After some initial noise wail, weirdness, and feedback, “Here Comes Perdition” hits you like a runaway cement truck right in the chest and blasts you into oblivion. The riffs are rich and creepy, the drums pulverize (that Satoshi is OK!), and the infernal growling runs amok all over the song. The first track alone proves moving Ryo in front of the band on the mic was a great choice. “Hellbringer” pours on the murky, ugly death, but they also keep things catchy enough to move your head. Before it falls off. “The Colossal Hole” (go ahead, get the laughing out of your system) is lurching and flooded with blood-and-guts mashing, taking its damn time doing its damage and bruising your body. The growls from Ryo go along with grimy melodies, searing soloing, and gurgly vocals.

“The Vacant Pale Vessel” is another slow-moving basher, with sweltering guitar work and more razor-sharp soloing in a classic heavy metal vein, while “Rotten Disciples” is punishing and mean, sounding like what it might sound like if Slayer (you know, the classic version of the band) and High on Fire were to go to battle. “Dishuman” is crushing and blistering, with thick, gargantuan growling and impossibly heavy metallic fury. “The Unhallowed Tide” has a similar style as the track that precedes it, as it trucks along looking for any bodies to jam into its wheels, and the grisly, monstrous pace eventually slows to a simmer. Closer “Tormentopia” is a really fun, groove-heavy finale where the band clearly is having a lot of fun making noise trying to get your adrenaline flowing. You could punch along, stomp along, or shout along, but you’ll be spent once it’s over regardless of what you do.

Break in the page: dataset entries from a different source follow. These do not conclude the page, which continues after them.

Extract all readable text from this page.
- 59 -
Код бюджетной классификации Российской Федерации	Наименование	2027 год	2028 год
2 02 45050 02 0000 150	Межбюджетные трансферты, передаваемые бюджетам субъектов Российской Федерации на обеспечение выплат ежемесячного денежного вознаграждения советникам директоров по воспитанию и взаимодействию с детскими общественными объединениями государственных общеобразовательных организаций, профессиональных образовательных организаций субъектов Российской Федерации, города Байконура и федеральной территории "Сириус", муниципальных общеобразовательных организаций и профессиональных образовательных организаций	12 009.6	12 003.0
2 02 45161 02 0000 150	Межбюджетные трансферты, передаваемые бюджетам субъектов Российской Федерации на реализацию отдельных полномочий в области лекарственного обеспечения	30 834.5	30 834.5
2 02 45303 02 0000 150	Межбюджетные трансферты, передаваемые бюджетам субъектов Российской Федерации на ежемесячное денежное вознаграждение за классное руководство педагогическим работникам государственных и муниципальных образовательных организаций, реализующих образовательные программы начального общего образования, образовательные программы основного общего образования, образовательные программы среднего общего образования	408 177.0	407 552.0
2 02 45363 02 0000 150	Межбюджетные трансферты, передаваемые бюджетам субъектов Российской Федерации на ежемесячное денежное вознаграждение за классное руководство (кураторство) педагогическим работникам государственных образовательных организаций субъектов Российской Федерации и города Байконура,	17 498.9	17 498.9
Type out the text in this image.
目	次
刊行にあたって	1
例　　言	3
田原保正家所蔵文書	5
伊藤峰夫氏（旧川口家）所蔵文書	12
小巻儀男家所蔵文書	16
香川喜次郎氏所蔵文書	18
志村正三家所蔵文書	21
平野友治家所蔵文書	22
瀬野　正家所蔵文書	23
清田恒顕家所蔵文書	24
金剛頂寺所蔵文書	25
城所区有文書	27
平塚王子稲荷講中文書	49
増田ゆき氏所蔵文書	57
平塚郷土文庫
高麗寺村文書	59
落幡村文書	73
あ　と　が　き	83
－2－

Luckily Coffins know what they do best, and they realize there is no reason to go and change something that already works extremely well. This band’s always done the doom-death thing wickedly, and now they’ll be able to find a larger audience with Relapse’s backing. “The Fleshland” is one hell of a strong Coffins record, and if you like what the band’s done during their whole run, they you certainly won’t be disappointed in the least by this beast.